I am a baker today. And I love it. I threw an ad in for Easter French Macs the other day. I had to close it down within 2 hours instead of waiting until 7 pm like the initial ad said. The orders came in very quick. And a few Baby Shower Macaron centrepieces!!! I’ve been working on ‘demos’ and the pictures so far look promising. Although I must work quick. Then on to the next project. So excuse the imperfections in the pics below.
Yes I am enjoying a moment of feeling smart and proud.
Do I need to remind myself of ‘all’ my imperfections to feed my fascination with being a realist?! Perhaps.
I do make mistakes.
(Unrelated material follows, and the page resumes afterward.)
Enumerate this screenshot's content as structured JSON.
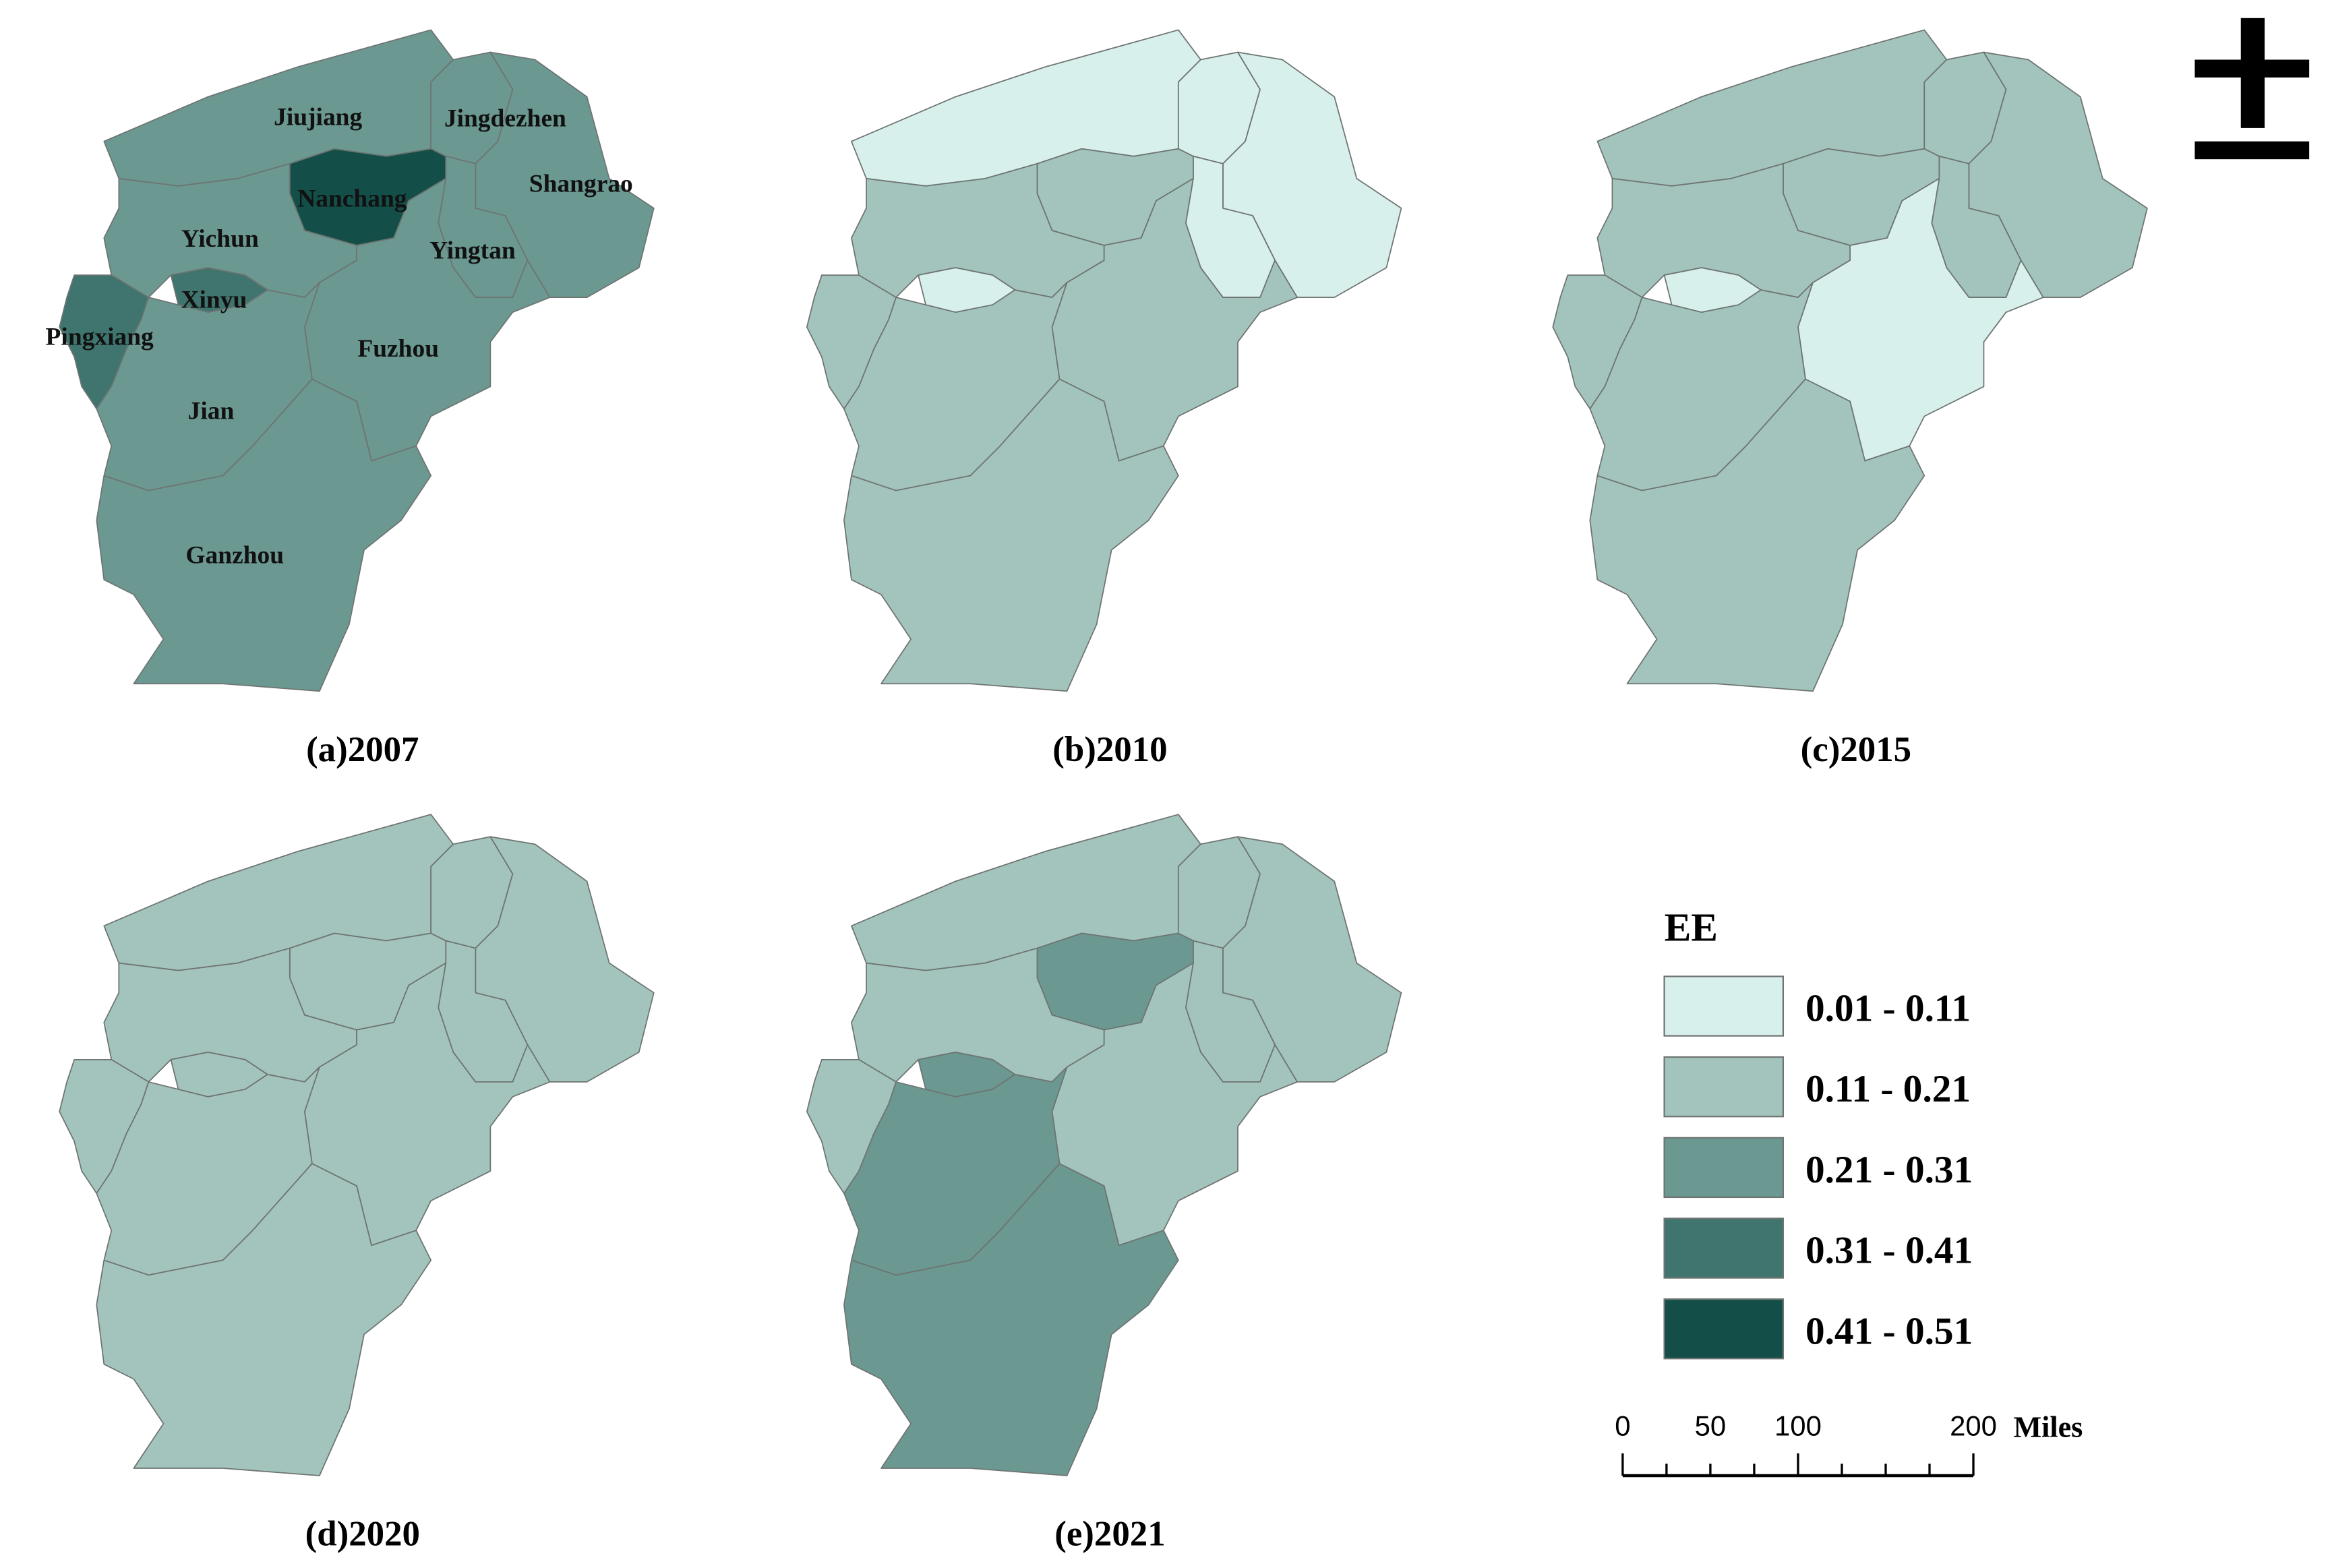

The biggest one, I believe, is still getting shocked over others feeling threatened when I succeed! Yes there’s sabotage around etc etc; which I have come to realize, it will always be there. But I needn’t be shocked and sad inside when it happens. I need to work on that. And yes this may mean becoming less trusting and more…aware?! Or cynical?! It is a bit sad when one stops to think about it. But the key, is to use it to grow and learn. Reading about it, digging deep into the right and wrong ways of reacting.
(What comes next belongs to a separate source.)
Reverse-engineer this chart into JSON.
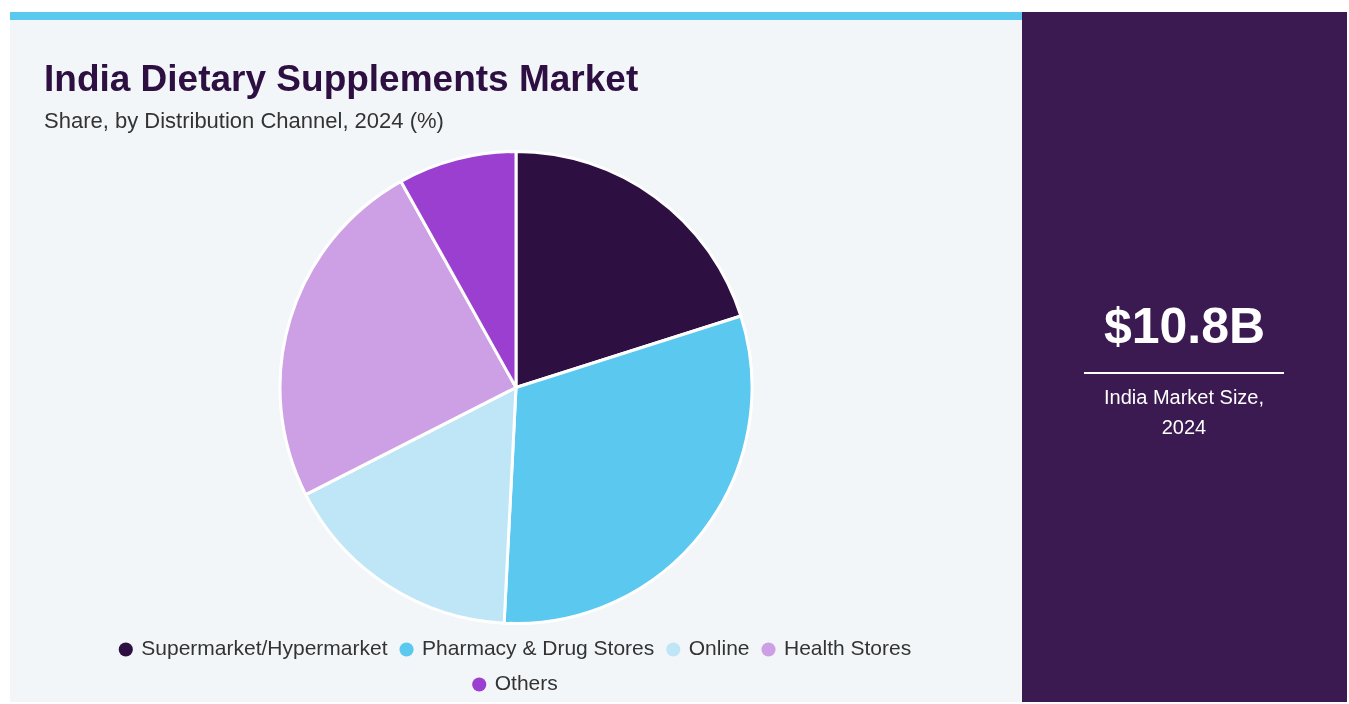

I would like to start smiling when I feel I am being sabotaged. I do. Not in a ‘challenging’ way! Not at all! Rather in a calm peaceful way. I am not going to pretend I am interested in the whys and the reasons. I am not. All I want, is to ‘accept’ it and move on. No more lingering. No more …shock. It’s counter productive and fruitless. It gets you nowhere.
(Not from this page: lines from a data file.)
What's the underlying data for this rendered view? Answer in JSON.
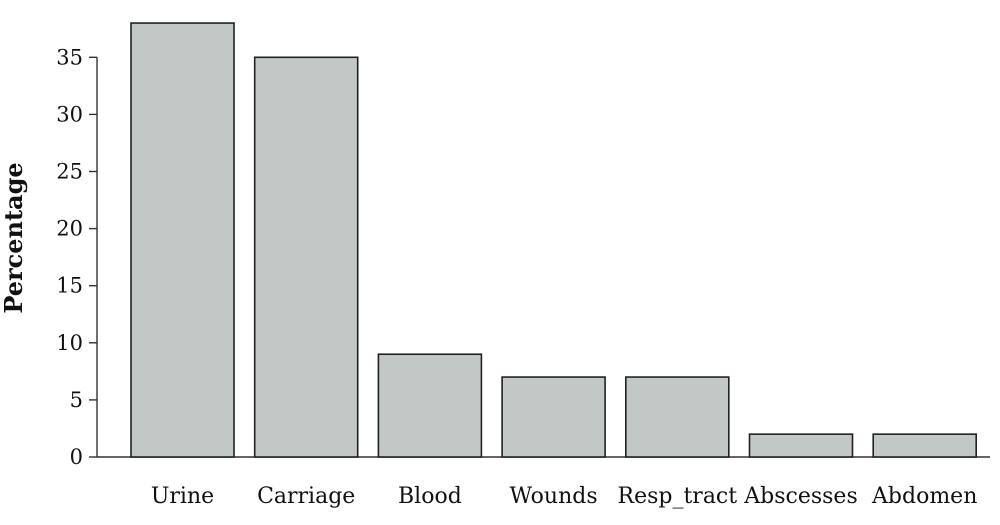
{
  "chart_data": {
    "type": "bar",
    "title": "",
    "xlabel": "",
    "ylabel": "Percentage",
    "categories": [
      "Urine",
      "Carriage",
      "Blood",
      "Wounds",
      "Resp_tract",
      "Abscesses",
      "Abdomen"
    ],
    "values": [
      38,
      35,
      9,
      7,
      7,
      2,
      2
    ],
    "ylim": [
      0,
      38
    ],
    "yticks": [
      0,
      5,
      10,
      15,
      20,
      25,
      30,
      35
    ],
    "grid": false,
    "legend": "none",
    "bar_color": "#c2c8c6",
    "bar_edge_color": "#222222"
  }
}
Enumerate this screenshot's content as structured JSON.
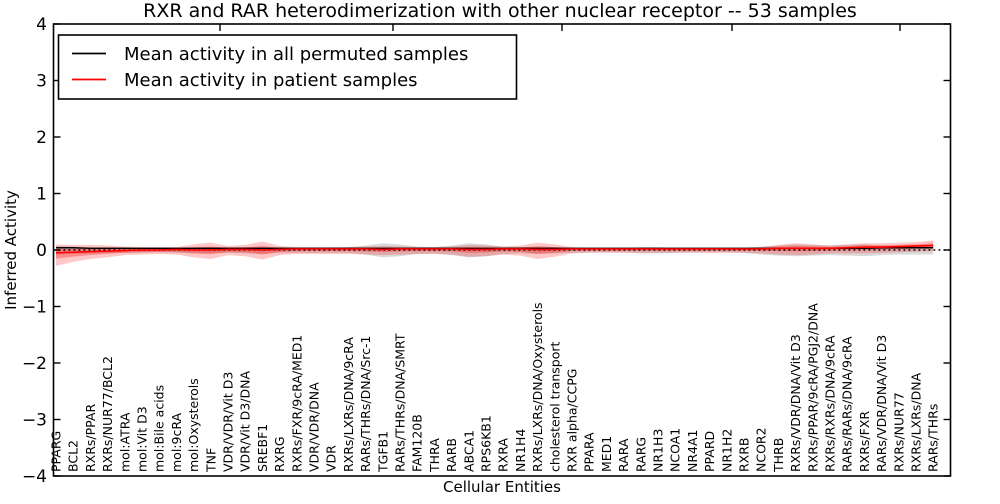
{
  "chart_data": {
    "type": "line",
    "title": "RXR and RAR heterodimerization with other nuclear receptor -- 53 samples",
    "xlabel": "Cellular Entities",
    "ylabel": "Inferred Activity",
    "ylim": [
      -4,
      4
    ],
    "yticks": [
      4,
      3,
      2,
      1,
      0,
      -1,
      -2,
      -3,
      -4
    ],
    "ytick_labels": [
      "4",
      "3",
      "2",
      "1",
      "0",
      "−1",
      "−2",
      "−3",
      "−4"
    ],
    "grid": false,
    "legend_position": "upper left",
    "zero_line": {
      "value": 0,
      "style": "dotted",
      "color": "#000000"
    },
    "categories": [
      "PPARG",
      "BCL2",
      "RXRs/PPAR",
      "RXRs/NUR77/BCL2",
      "mol:ATRA",
      "mol:Vit D3",
      "mol:Bile acids",
      "mol:9cRA",
      "mol:Oxysterols",
      "TNF",
      "VDR/VDR/Vit D3",
      "VDR/Vit D3/DNA",
      "SREBF1",
      "RXRG",
      "RXRs/FXR/9cRA/MED1",
      "VDR/VDR/DNA",
      "VDR",
      "RXRs/LXRs/DNA/9cRA",
      "RARs/THRs/DNA/Src-1",
      "TGFB1",
      "RARs/THRs/DNA/SMRT",
      "FAM120B",
      "THRA",
      "RARB",
      "ABCA1",
      "RPS6KB1",
      "RXRA",
      "NR1H4",
      "RXRs/LXRs/DNA/Oxysterols",
      "cholesterol transport",
      "RXR alpha/CCPG",
      "PPARA",
      "MED1",
      "RARA",
      "RARG",
      "NR1H3",
      "NCOA1",
      "NR4A1",
      "PPARD",
      "NR1H2",
      "RXRB",
      "NCOR2",
      "THRB",
      "RXRs/VDR/DNA/Vit D3",
      "RXRs/PPAR/9cRA/PGJ2/DNA",
      "RXRs/RXRs/DNA/9cRA",
      "RARs/RARs/DNA/9cRA",
      "RXRs/FXR",
      "RARs/VDR/DNA/Vit D3",
      "RXRs/NUR77",
      "RXRs/LXRs/DNA",
      "RARs/THRs"
    ],
    "series": [
      {
        "name": "Mean activity in all permuted samples",
        "color": "#000000",
        "values": [
          0.04,
          0.04,
          0.03,
          0.03,
          0.03,
          0.03,
          0.03,
          0.03,
          0.03,
          0.03,
          0.03,
          0.03,
          0.03,
          0.03,
          0.03,
          0.03,
          0.03,
          0.03,
          0.03,
          0.03,
          0.03,
          0.03,
          0.03,
          0.03,
          0.03,
          0.03,
          0.03,
          0.03,
          0.03,
          0.03,
          0.03,
          0.03,
          0.03,
          0.03,
          0.03,
          0.03,
          0.03,
          0.03,
          0.03,
          0.03,
          0.03,
          0.03,
          0.03,
          0.03,
          0.03,
          0.03,
          0.03,
          0.03,
          0.04,
          0.04,
          0.04,
          0.04
        ]
      },
      {
        "name": "Mean activity in patient samples",
        "color": "#ff0000",
        "values": [
          -0.05,
          -0.04,
          -0.03,
          -0.02,
          -0.01,
          0.0,
          0.0,
          0.01,
          0.0,
          0.0,
          0.01,
          0.01,
          0.0,
          0.01,
          0.02,
          0.02,
          0.02,
          0.02,
          0.02,
          0.01,
          0.02,
          0.02,
          0.02,
          0.02,
          0.01,
          0.01,
          0.02,
          0.02,
          0.01,
          0.01,
          0.02,
          0.02,
          0.02,
          0.02,
          0.02,
          0.02,
          0.02,
          0.02,
          0.02,
          0.02,
          0.02,
          0.02,
          0.03,
          0.03,
          0.03,
          0.03,
          0.04,
          0.05,
          0.05,
          0.06,
          0.07,
          0.08
        ]
      }
    ],
    "bands": [
      {
        "name": "permuted samples range",
        "color": "#8a8a8a",
        "opacity": 0.32,
        "upper": [
          0.07,
          0.06,
          0.05,
          0.05,
          0.05,
          0.04,
          0.04,
          0.04,
          0.05,
          0.06,
          0.05,
          0.05,
          0.06,
          0.05,
          0.04,
          0.04,
          0.04,
          0.05,
          0.08,
          0.12,
          0.1,
          0.06,
          0.05,
          0.08,
          0.12,
          0.1,
          0.06,
          0.05,
          0.06,
          0.05,
          0.04,
          0.04,
          0.04,
          0.04,
          0.05,
          0.05,
          0.04,
          0.04,
          0.04,
          0.04,
          0.04,
          0.06,
          0.08,
          0.1,
          0.09,
          0.08,
          0.09,
          0.1,
          0.08,
          0.07,
          0.07,
          0.07
        ],
        "lower": [
          -0.08,
          -0.07,
          -0.06,
          -0.05,
          -0.05,
          -0.05,
          -0.04,
          -0.05,
          -0.06,
          -0.06,
          -0.05,
          -0.06,
          -0.07,
          -0.05,
          -0.05,
          -0.05,
          -0.05,
          -0.05,
          -0.08,
          -0.13,
          -0.11,
          -0.07,
          -0.06,
          -0.09,
          -0.13,
          -0.11,
          -0.07,
          -0.06,
          -0.07,
          -0.06,
          -0.05,
          -0.04,
          -0.04,
          -0.04,
          -0.06,
          -0.06,
          -0.05,
          -0.04,
          -0.04,
          -0.04,
          -0.05,
          -0.08,
          -0.1,
          -0.11,
          -0.1,
          -0.09,
          -0.1,
          -0.11,
          -0.09,
          -0.08,
          -0.08,
          -0.08
        ]
      },
      {
        "name": "patient samples range",
        "color": "#ff0000",
        "opacity": 0.22,
        "upper": [
          0.1,
          0.09,
          0.09,
          0.08,
          0.06,
          0.05,
          0.05,
          0.05,
          0.1,
          0.13,
          0.07,
          0.09,
          0.15,
          0.07,
          0.05,
          0.05,
          0.05,
          0.05,
          0.06,
          0.07,
          0.06,
          0.05,
          0.05,
          0.06,
          0.09,
          0.08,
          0.06,
          0.08,
          0.13,
          0.1,
          0.05,
          0.04,
          0.04,
          0.04,
          0.04,
          0.04,
          0.04,
          0.04,
          0.04,
          0.04,
          0.04,
          0.05,
          0.09,
          0.12,
          0.1,
          0.08,
          0.1,
          0.12,
          0.12,
          0.13,
          0.14,
          0.17
        ],
        "lower": [
          -0.28,
          -0.21,
          -0.16,
          -0.13,
          -0.09,
          -0.08,
          -0.07,
          -0.08,
          -0.13,
          -0.16,
          -0.09,
          -0.11,
          -0.17,
          -0.09,
          -0.07,
          -0.07,
          -0.07,
          -0.07,
          -0.08,
          -0.09,
          -0.08,
          -0.07,
          -0.07,
          -0.08,
          -0.12,
          -0.11,
          -0.08,
          -0.1,
          -0.16,
          -0.12,
          -0.06,
          -0.05,
          -0.05,
          -0.05,
          -0.05,
          -0.05,
          -0.05,
          -0.05,
          -0.05,
          -0.05,
          -0.05,
          -0.06,
          -0.08,
          -0.09,
          -0.08,
          -0.06,
          -0.06,
          -0.06,
          -0.05,
          -0.04,
          -0.03,
          -0.02
        ]
      }
    ]
  }
}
This is my next goal after this wave of busyness reaches shore.
My life goes from really quite, to crazy busy. I don’t really mind. But when I stop to think about it, I realize I do wear so many hats, yet I do focus on task when I’m working. There’s no lack of focus. And that’s good, considering it is a bit crazy to do all this stuff.
Corporate Designer, every now and then.
Coffee Entrepreneur, everyday.
Artist, when I find the time and I need the world to just quiet down.
Ponderer of why this world makes absolutely no sense to me, every single second.
But today, I am a French Macaron baker.
I will be spending another day baking Easter orders. My apron is on. My background French Café music is my only companion. And I’ll be busy but happy.